Lab 8: Adaptations for host finding and attachment

Overview

This is the first of two lab sessions that center around important concepts in parasitology. These concepts are heavily illustrated with examples drawn primarily from among the species you studied during the first seven lab sessions. There should be little new material here, just a different way of viewing the material that you have been exposed to before. Most of the photos you will see are portions of the same photos that have already been used. Don't worry so much about the specific organism you are looking at. Be concerned with the general type of parasite that it is, and the type of adaptation being illustrated.

The format of the web pages for these two sessions is different from that used for the taxonomic labs. These pages use embedded graphics, so they will take longer to download, but there are fewer pages that need to be accessed during each lab session.

The material for these three lab sessions has been organized so that each lab deals with a few discrete topics. If you finish one of the shorter sessions early, please proceed to the next one. If you don't get around to finishing one of the longer sessions, finish it the next time.

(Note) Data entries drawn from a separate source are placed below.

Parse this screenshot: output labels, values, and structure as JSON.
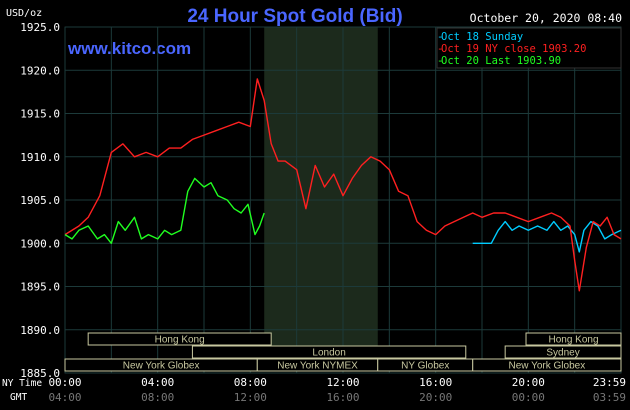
{
  "header": {
    "title": "24 Hour Spot Gold (Bid)",
    "unit": "USD/oz",
    "datetime": "October 20, 2020 08:40",
    "site": "www.kitco.com"
  },
  "legend": [
    {
      "label": "Oct 18 Sunday",
      "color": "#00ccff"
    },
    {
      "label": "Oct 19 NY close 1903.20",
      "color": "#ff2020"
    },
    {
      "label": "Oct 20 Last 1903.90",
      "color": "#20ff20"
    }
  ],
  "colors": {
    "title": "#4a66ff",
    "site": "#4a66ff",
    "text": "#ffffff",
    "grid": "#1c3a3a",
    "shade": "#1c2a1c",
    "session_border": "#c8c8a0"
  },
  "sessions": [
    {
      "label": "Hong Kong",
      "row": 0,
      "start_h": 1.0,
      "end_h": 8.9
    },
    {
      "label": "Hong Kong",
      "row": 0,
      "start_h": 19.9,
      "end_h": 24.0
    },
    {
      "label": "London",
      "row": 1,
      "start_h": 5.5,
      "end_h": 17.3
    },
    {
      "label": "Sydney",
      "row": 1,
      "start_h": 19.0,
      "end_h": 24.0
    },
    {
      "label": "New York Globex",
      "row": 2,
      "start_h": 0.0,
      "end_h": 8.3
    },
    {
      "label": "New York NYMEX",
      "row": 2,
      "start_h": 8.3,
      "end_h": 13.5
    },
    {
      "label": "NY Globex",
      "row": 2,
      "start_h": 13.5,
      "end_h": 17.6
    },
    {
      "label": "New York Globex",
      "row": 2,
      "start_h": 17.6,
      "end_h": 24.0
    }
  ],
  "footer": {
    "row1_label": "NY Time",
    "row2_label": "GMT",
    "ny_ticks": [
      "00:00",
      "04:00",
      "08:00",
      "12:00",
      "16:00",
      "20:00",
      "23:59"
    ],
    "gmt_ticks": [
      "04:00",
      "08:00",
      "12:00",
      "16:00",
      "20:00",
      "00:00",
      "03:59"
    ]
  },
  "chart_data": {
    "type": "line",
    "title": "24 Hour Spot Gold (Bid)",
    "ylabel": "USD/oz",
    "xlabel": "NY Time",
    "xlim": [
      0,
      24
    ],
    "ylim": [
      1885,
      1925
    ],
    "yticks": [
      "1885.0",
      "1890.0",
      "1895.0",
      "1900.0",
      "1905.0",
      "1910.0",
      "1915.0",
      "1920.0",
      "1925.0"
    ],
    "grid": true,
    "shaded_hours": [
      8.6,
      13.5
    ],
    "legend_position": "top-right",
    "series": [
      {
        "name": "Oct 18 Sunday",
        "color": "#00ccff",
        "x": [
          17.6,
          18.4,
          18.7,
          19.0,
          19.3,
          19.6,
          20.0,
          20.4,
          20.8,
          21.1,
          21.4,
          21.7,
          22.0,
          22.2,
          22.4,
          22.7,
          23.0,
          23.3,
          23.6,
          24.0
        ],
        "y": [
          1900.0,
          1900.0,
          1901.5,
          1902.5,
          1901.5,
          1902.0,
          1901.5,
          1902.0,
          1901.5,
          1902.5,
          1901.5,
          1902.0,
          1901.0,
          1899.0,
          1901.5,
          1902.5,
          1902.0,
          1900.5,
          1901.0,
          1901.5
        ]
      },
      {
        "name": "Oct 19 NY close 1903.20",
        "color": "#ff2020",
        "x": [
          0.0,
          0.6,
          1.0,
          1.5,
          2.0,
          2.5,
          3.0,
          3.5,
          4.0,
          4.5,
          5.0,
          5.5,
          6.0,
          6.5,
          7.0,
          7.5,
          8.0,
          8.3,
          8.6,
          8.9,
          9.2,
          9.5,
          10.0,
          10.4,
          10.8,
          11.2,
          11.6,
          12.0,
          12.4,
          12.8,
          13.2,
          13.6,
          14.0,
          14.4,
          14.8,
          15.2,
          15.6,
          16.0,
          16.4,
          16.8,
          17.2,
          17.6,
          18.0,
          18.5,
          19.0,
          19.5,
          20.0,
          20.5,
          21.0,
          21.4,
          21.8,
          22.0,
          22.2,
          22.5,
          22.8,
          23.1,
          23.4,
          23.7,
          24.0
        ],
        "y": [
          1901.0,
          1902.0,
          1903.0,
          1905.5,
          1910.5,
          1911.5,
          1910.0,
          1910.5,
          1910.0,
          1911.0,
          1911.0,
          1912.0,
          1912.5,
          1913.0,
          1913.5,
          1914.0,
          1913.5,
          1919.0,
          1916.5,
          1911.5,
          1909.5,
          1909.5,
          1908.5,
          1904.0,
          1909.0,
          1906.5,
          1908.0,
          1905.5,
          1907.5,
          1909.0,
          1910.0,
          1909.5,
          1908.5,
          1906.0,
          1905.5,
          1902.5,
          1901.5,
          1901.0,
          1902.0,
          1902.5,
          1903.0,
          1903.5,
          1903.0,
          1903.5,
          1903.5,
          1903.0,
          1902.5,
          1903.0,
          1903.5,
          1903.0,
          1902.0,
          1898.0,
          1894.5,
          1899.5,
          1902.5,
          1902.0,
          1903.0,
          1901.0,
          1900.5
        ]
      },
      {
        "name": "Oct 20 Last 1903.90",
        "color": "#20ff20",
        "x": [
          0.0,
          0.3,
          0.6,
          1.0,
          1.4,
          1.7,
          2.0,
          2.3,
          2.6,
          3.0,
          3.3,
          3.6,
          4.0,
          4.3,
          4.6,
          5.0,
          5.3,
          5.6,
          6.0,
          6.3,
          6.6,
          7.0,
          7.3,
          7.6,
          7.9,
          8.2,
          8.4,
          8.6
        ],
        "y": [
          1901.0,
          1900.5,
          1901.5,
          1902.0,
          1900.5,
          1901.0,
          1900.0,
          1902.5,
          1901.5,
          1903.0,
          1900.5,
          1901.0,
          1900.5,
          1901.5,
          1901.0,
          1901.5,
          1906.0,
          1907.5,
          1906.5,
          1907.0,
          1905.5,
          1905.0,
          1904.0,
          1903.5,
          1904.5,
          1901.0,
          1902.0,
          1903.5
        ]
      }
    ]
  }
}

Always be critical when applying the general topic of "adaptations" to specific examples. For example, one of the things you may notice is that parasites that don't seem to need attachment organs possess them nevertheless. Always keep in mind that there are evolutionary constraints on parasites, and they don't automatically lose features that aren't needed at the moment. So if you see a ventral sucker on a trematode that lives in the tissues of the liver, it is probably there because the ancestors of that species have ventral suckers, not because it has a present usefulness as an adaptation for attachment. Of course, if it were an "expensive" structure to produce or maintain, it would probably be selected against eventually. On the other hand, the cercaria of that liver fluke may need that ventral sucker to attach to vegetation prior to encysting, and the sucker may then simply persist throughout life.


Host finding

An integral part of understanding parasitism is the concept of host finding. Parasites spend some or all of their existence in or on a host, and host finding deals with everything involved in getting into (or onto) a new host. It is a broad topic, and includes the obvious technique of the parasite actively searching for and getting into the host, as well as the less obvious technique of using one host to get into another one.

The first part of the section on host finding deals with problems and solutions for parasites that need to find a host in aquatic habitats. The second part considers terrestrial habitats.

Attachment

The section on adaptations for attachment starts out by describing some of the basic morphological components that are used to provide attachment to the host. Many of these components appear in diverse taxa of parasites. Often, these "building blocks" are combined into specialized attachment organs, which are described next. These specialized holdfasts are usually specific to particular taxa. Finally, a series of examples is provided to illustrate how parasites in different habitats often use different sets of attachment structures, each suited to a particular habitat.